Dilema: carros autônomos devem ser programados para matar motorista ou pedestre?

Por Redação | 24 de Junho de 2016 às 18h40

Falar de inovações tecnológicas requer considerar o maior número de variáveis possíveis, até as não tão animadoras. Carros autônomos já estão circulando e sendo melhorados rapidamente, mas existem dilemas que vão além da tecnologia. Numa situação de risco, até que ponto o computador colocaria a vida de motoristas e passageiros em risco para proteger outros que estão do lado de fora? Um estudo conduzido por pesquisadores americanos e franceses aponta que 76% das pessoas concordam na programação moral dos veículos autônomos para minimizar mortes em casos como o de sacrificar o motorista para salvar 10 pedestres.

A pesquisa mostrou, no entanto, que as pessoas se mostraram hesitantes caso fossem comprar um carro com tal programação, preferindo um computador que protegesse a eles em vez de pedestres. "Isso mostra que todos acreditam que veículos autônomos deveriam operar de uma maneira, mas, por causa de decisões próprias, eles operam de um jeito menos seguro", observa Azim Shariff da Universidade de Oregon, que conduziu a pesquisa em conjunto com Iyad Rahwan da MIT e Jean-François Bonnefon do Institute for Advanced Study in Toulouse, França.

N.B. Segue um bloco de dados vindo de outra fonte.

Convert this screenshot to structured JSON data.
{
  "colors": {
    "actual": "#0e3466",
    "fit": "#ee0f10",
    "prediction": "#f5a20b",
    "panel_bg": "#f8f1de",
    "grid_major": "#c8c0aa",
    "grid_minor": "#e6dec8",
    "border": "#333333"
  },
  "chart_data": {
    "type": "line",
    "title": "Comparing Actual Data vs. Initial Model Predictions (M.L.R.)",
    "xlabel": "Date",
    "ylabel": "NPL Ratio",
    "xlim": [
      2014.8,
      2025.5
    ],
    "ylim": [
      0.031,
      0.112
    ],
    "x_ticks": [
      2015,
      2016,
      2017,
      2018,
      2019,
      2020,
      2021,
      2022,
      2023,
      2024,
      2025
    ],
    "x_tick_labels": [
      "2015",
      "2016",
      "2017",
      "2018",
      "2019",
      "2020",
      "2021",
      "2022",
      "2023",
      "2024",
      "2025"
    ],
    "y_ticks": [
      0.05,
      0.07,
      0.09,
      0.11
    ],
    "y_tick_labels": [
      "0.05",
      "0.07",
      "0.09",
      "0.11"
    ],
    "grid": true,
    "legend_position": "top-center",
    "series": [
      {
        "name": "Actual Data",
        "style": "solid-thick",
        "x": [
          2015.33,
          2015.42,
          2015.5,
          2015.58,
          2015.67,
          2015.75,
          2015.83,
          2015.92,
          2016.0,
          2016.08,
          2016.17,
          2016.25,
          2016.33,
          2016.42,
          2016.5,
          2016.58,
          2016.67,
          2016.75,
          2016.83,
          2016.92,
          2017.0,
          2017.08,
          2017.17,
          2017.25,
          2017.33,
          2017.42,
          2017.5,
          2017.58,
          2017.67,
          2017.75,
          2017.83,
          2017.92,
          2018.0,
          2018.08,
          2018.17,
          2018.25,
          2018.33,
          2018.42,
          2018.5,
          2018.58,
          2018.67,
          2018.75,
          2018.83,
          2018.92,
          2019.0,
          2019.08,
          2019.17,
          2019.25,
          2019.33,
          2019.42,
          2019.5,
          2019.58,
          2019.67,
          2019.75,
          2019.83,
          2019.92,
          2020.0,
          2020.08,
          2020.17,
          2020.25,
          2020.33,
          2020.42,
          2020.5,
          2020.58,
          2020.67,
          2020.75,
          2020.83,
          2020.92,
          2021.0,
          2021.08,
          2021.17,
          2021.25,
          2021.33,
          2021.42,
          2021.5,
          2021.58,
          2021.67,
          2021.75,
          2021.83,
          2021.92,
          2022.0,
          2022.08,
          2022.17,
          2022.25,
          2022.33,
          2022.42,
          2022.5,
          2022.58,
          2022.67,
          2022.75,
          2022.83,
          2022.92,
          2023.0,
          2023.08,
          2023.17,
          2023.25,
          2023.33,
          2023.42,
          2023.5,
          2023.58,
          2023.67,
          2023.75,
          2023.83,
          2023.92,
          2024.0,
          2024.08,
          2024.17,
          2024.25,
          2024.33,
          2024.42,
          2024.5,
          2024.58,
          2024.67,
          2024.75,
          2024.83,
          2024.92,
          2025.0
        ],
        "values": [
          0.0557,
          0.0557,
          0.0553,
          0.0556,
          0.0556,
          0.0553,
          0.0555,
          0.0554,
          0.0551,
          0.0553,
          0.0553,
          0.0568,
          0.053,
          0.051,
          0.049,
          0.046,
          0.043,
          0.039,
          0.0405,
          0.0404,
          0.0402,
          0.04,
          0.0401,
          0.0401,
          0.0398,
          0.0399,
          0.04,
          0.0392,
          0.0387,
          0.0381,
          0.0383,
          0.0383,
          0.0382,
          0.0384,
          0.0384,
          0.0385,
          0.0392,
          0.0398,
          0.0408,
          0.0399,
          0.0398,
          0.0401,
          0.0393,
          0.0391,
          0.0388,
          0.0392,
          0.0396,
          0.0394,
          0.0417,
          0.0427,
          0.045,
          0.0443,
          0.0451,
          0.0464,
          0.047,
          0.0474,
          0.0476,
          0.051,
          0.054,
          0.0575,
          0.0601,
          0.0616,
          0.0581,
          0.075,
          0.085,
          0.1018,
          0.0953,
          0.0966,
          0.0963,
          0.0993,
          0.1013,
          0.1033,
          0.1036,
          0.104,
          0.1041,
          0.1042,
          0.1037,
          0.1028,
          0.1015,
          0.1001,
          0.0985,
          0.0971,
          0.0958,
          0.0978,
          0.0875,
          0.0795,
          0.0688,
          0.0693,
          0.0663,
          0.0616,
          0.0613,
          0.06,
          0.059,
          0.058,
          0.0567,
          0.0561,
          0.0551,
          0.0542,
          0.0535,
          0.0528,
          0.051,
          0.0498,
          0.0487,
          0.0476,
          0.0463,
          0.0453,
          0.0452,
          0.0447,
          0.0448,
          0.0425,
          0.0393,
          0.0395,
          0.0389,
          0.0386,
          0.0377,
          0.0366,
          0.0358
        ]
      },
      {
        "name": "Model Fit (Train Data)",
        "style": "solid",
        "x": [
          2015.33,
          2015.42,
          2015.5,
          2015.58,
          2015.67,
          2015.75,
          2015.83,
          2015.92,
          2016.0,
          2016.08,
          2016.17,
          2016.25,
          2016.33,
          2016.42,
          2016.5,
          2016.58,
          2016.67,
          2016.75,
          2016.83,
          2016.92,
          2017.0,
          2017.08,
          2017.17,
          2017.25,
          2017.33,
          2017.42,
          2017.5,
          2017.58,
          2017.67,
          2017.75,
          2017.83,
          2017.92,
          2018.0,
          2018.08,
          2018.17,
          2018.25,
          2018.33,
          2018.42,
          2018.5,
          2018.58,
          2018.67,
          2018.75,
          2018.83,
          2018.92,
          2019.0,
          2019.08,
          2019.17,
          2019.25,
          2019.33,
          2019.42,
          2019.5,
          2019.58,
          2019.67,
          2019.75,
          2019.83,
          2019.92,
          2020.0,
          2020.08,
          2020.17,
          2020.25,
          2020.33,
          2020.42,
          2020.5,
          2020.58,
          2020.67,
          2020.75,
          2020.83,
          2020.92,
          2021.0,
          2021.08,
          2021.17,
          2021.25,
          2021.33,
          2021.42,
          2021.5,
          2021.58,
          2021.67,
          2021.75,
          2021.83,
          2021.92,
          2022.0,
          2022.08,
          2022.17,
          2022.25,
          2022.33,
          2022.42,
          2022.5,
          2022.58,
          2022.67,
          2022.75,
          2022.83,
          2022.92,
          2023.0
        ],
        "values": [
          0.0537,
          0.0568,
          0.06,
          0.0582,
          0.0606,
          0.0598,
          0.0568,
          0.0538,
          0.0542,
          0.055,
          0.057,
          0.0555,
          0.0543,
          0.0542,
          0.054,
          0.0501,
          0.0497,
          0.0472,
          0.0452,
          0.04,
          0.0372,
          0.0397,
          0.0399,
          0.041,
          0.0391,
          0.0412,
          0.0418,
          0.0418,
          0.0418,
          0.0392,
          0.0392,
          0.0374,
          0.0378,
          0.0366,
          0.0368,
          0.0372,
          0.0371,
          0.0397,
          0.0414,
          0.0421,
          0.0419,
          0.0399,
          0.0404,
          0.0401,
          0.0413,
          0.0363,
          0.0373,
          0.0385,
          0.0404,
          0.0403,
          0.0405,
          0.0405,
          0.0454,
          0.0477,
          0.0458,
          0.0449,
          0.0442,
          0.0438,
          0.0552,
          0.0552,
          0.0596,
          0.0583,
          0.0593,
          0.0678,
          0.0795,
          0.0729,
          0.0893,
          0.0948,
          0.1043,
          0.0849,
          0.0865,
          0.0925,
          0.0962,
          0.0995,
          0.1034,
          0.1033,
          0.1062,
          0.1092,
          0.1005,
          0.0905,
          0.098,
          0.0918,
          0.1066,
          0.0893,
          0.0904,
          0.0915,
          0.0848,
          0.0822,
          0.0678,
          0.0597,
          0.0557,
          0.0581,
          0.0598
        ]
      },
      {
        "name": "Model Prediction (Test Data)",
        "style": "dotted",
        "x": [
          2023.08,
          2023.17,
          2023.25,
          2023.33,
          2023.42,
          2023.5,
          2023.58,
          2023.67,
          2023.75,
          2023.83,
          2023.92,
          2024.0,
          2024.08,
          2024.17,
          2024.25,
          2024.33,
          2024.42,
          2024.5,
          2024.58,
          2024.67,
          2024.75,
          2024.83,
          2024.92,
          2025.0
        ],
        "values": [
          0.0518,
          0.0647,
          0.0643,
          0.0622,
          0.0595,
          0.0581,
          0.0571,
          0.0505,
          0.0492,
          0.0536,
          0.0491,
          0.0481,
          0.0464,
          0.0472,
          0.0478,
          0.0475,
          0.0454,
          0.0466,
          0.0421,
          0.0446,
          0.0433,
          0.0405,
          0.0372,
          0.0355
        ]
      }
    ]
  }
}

Contar com o superprocessamento de dados que os computadores são capazes é certamente uma chance de minimizar ocorrências. No entanto, em um cenário com milhões de carros autônomos nas ruas, é possível que as chances de acidentes aumentem. Havia a crença de que a melhor maneira de contornar essas situações seria por meio de novas legislações, mas outras pesquisas apontaram que as pessoas não aprovam a ideia de forçar as montadoras a instalarem algoritmos morais e que, por isso, optariam por comprar carros não regulados.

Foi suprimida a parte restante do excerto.